Last week the Golden Knights put out information about the parking garages, and there were more options than in the Oklahoma wishbone when Barry Switzer was coach. Most seemed contingent on arranging for parking in advance. If you do that, you will receive a discount.
If not, better pitch to Billy Sims.
Year of the RTC?
Pre-paid parking does not address the problem that will arise when somebody who doesn’t prepay gets to the gate without $20, or his debit card is declined. In that case, the gate will not go up, although the blood pressure of those stuck in the queue behind almost certainly will.
So, yeah, there’s always public transportation, said longtime Clark County Commissioner Larry Brown.
“We’re going to create some dedicated hockey buses,” the former pitcher for the original Las Vegas Stars and ex-Harvard quarterback said after speaking to his man at the Regional Transportation Commission.
There will be a minimum of three hockey express RTC buses that will get fans to T-Mobile a lot faster than a Zamboni clicking on all cylinders. The routes will originate in downtown Summerlin, Green Valley Ranch in Henderson and Centennial Hills, so most parts of the valley are covered.
The hockey express buses will cost a reasonable $5, and you’ll be dropped off in the crease, or close enough to get whacked across the ankles by Billy Smith, were he still tending goal.
These hockey express buses could be a lot of fun, in the way that taking the “L” to Wrigley Field for a Cubs game is a lot of fun. You can imagine everybody on the bus wearing their Golden Knights jerseys, and those on board getting boisterous, and those on board issuing casual warnings to those punks from Syracuse, or whomever the Golden Knights are playing.
There’s only one caveat. People out West, unlike people back East, are not accustomed to riding “L” trains and buses to ballgames and other sporting events.
Limited hitching posts
“The culture in Las Vegas and the Southwest is you ride your horse and hitch it to a post,” Larry Brown said.
Hitching posts are in short supply at T-Mobile, as are sprawling, well-lit public parking lots.
So can the culture be changed?
“We want to create an experience where people are comfortable (riding the bus) … where they’re not dodging cigarette butts and stepping over puke,” Brown said, thereby reducing Jim Schoenfeld’s famous quote that Don Koharski have another doughnut to an insignificant pile of ice shavings.
Brown said the Golden Knights have been proactive in reaching out to the RTC and other entities to alleviate parking concerns.
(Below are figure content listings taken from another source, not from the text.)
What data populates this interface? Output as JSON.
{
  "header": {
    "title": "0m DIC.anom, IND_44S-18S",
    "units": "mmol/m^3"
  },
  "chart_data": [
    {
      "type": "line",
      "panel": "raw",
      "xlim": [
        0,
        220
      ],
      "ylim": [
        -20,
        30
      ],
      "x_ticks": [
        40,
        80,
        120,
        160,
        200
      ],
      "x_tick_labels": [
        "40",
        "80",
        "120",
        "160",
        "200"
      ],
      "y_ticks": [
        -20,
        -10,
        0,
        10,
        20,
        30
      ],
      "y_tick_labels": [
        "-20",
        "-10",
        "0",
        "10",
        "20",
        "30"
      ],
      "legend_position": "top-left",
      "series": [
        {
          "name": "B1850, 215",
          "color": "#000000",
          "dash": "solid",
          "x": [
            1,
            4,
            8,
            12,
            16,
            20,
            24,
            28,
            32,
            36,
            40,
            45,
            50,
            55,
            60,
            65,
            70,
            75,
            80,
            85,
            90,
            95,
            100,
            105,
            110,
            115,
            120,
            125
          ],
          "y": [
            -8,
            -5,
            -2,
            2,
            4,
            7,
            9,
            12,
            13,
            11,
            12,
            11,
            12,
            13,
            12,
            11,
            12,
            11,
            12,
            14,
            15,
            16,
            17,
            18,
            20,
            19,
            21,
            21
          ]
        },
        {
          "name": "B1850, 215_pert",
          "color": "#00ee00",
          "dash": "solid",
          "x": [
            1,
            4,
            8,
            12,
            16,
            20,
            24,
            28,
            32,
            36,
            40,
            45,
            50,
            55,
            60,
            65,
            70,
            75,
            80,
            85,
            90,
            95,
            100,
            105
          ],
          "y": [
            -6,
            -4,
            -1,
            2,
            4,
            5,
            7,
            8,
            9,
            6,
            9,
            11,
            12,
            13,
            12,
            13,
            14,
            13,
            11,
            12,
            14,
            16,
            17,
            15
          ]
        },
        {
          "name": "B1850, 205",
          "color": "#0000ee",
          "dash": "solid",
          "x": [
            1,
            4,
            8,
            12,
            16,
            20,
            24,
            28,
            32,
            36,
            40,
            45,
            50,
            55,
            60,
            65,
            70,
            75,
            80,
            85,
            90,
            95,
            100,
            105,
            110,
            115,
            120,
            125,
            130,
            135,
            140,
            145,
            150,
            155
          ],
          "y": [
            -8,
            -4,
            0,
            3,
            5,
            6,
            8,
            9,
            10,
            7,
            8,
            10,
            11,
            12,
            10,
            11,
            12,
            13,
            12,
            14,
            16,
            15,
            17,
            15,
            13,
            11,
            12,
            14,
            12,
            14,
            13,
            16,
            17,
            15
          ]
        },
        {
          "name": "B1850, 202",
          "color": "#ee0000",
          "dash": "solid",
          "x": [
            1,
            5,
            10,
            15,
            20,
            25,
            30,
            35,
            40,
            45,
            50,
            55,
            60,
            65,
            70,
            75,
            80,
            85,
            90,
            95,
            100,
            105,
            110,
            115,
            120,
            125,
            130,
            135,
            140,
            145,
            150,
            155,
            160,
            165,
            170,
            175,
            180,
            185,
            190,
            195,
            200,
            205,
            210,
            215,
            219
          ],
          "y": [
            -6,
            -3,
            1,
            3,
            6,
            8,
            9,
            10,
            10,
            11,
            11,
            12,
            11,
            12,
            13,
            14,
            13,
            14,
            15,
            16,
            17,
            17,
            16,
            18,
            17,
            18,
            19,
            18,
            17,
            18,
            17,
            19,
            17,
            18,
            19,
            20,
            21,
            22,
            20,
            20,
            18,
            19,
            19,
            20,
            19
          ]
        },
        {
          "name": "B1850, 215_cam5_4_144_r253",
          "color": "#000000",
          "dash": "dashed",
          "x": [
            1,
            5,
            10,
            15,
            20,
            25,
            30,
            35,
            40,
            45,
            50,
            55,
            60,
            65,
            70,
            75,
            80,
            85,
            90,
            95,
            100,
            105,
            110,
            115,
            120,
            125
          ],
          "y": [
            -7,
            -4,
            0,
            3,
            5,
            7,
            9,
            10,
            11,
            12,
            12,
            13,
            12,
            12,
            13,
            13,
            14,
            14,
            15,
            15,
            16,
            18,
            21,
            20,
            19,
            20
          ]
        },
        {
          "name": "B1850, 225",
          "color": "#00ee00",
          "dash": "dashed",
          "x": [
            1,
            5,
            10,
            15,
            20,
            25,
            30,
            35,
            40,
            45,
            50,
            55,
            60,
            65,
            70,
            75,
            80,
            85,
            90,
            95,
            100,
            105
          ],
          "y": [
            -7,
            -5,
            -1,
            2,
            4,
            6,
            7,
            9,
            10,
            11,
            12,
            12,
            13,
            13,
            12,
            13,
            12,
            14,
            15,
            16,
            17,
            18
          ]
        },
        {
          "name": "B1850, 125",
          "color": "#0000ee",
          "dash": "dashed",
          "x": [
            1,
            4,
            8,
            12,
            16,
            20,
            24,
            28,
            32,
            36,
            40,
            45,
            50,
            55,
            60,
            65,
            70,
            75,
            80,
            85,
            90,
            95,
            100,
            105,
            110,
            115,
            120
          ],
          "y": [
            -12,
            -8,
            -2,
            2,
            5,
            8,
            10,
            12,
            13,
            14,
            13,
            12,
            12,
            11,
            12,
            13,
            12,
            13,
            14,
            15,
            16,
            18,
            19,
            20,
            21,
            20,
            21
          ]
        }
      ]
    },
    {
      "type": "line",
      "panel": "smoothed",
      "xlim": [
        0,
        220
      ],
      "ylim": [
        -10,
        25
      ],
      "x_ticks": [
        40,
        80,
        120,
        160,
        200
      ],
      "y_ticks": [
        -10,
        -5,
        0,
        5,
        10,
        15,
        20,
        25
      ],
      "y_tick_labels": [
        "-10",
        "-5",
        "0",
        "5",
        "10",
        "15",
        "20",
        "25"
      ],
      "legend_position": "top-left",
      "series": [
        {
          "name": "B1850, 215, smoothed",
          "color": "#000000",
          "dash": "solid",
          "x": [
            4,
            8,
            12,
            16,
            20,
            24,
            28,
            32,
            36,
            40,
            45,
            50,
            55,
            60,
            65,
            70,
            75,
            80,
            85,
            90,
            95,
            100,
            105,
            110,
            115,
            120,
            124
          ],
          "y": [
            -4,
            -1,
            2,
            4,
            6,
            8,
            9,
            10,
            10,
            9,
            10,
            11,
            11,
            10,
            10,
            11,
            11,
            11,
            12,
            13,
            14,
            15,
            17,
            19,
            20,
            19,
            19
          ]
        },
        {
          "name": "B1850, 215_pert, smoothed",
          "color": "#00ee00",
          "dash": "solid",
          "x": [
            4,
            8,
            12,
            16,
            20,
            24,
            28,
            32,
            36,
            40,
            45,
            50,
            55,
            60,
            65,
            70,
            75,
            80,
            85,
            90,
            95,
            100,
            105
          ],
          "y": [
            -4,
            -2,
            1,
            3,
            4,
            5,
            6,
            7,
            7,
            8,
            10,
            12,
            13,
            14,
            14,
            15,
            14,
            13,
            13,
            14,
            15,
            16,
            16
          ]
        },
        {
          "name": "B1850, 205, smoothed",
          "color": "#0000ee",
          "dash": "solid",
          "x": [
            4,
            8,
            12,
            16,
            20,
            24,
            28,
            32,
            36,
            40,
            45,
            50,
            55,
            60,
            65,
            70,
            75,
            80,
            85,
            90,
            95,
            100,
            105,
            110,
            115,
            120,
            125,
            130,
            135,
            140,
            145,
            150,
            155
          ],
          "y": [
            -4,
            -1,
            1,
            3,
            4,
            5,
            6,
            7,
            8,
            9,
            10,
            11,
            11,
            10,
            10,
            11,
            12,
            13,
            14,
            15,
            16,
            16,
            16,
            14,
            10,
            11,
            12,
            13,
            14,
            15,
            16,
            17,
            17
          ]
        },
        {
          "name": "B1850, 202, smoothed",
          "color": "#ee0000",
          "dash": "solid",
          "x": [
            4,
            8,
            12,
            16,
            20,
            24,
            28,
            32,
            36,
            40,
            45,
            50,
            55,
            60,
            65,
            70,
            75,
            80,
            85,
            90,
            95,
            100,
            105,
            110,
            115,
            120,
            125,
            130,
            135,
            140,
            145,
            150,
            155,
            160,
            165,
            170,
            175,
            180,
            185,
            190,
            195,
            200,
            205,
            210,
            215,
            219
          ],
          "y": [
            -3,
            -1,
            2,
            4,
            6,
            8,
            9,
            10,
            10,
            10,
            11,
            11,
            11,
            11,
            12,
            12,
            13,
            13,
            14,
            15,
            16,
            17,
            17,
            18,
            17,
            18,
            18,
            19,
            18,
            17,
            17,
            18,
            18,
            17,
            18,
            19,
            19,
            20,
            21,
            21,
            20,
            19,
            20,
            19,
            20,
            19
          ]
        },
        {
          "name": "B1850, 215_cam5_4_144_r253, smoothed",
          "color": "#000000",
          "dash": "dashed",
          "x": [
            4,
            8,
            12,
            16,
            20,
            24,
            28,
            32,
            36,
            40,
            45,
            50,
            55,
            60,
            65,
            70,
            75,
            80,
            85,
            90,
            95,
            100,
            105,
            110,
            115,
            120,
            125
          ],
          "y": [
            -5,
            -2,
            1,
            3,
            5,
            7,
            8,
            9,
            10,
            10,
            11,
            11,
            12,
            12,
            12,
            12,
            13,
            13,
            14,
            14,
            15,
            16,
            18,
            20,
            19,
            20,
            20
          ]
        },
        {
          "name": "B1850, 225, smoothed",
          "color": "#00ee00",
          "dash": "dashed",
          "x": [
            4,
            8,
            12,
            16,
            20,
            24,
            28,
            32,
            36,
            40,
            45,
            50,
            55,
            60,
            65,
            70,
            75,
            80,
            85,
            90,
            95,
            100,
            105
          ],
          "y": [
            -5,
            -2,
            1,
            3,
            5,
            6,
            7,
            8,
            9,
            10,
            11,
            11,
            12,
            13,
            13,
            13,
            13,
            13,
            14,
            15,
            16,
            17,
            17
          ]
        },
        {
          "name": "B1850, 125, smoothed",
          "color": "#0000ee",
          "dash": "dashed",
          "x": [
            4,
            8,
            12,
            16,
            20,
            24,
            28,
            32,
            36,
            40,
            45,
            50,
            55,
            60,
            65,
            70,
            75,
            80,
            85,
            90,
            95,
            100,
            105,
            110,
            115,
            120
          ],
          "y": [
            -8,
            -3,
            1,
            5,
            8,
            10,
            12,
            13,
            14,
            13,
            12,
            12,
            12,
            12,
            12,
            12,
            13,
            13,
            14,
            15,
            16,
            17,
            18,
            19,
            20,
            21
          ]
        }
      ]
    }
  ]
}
Should problems arise, they might only be temporary. Hockey fans, and Imagine Dragons fans, will figure out a system, Brown said.
Maybe they’ll arrive early and stay late, blowing off pre- and postgame steam at the many watering holes flanking the arena. Maybe they’ll find some secret back way into the building, or close to it, and not tell friends. Maybe they’ll take Uber and Lyft and discuss the neutral zone trap and utilitarianism with the millennial driver, and what has been happening on “Game of Thrones.”
But Larry Brown wants to remind Golden Knights fans that when the puck stops at T-Mobile Arena, so will RTC buses, and it’ll cost way less than a large beer. And that while New York Rangers supporters are probably used to it, those who ride won’t have to dodge cigarette butts and step over puke.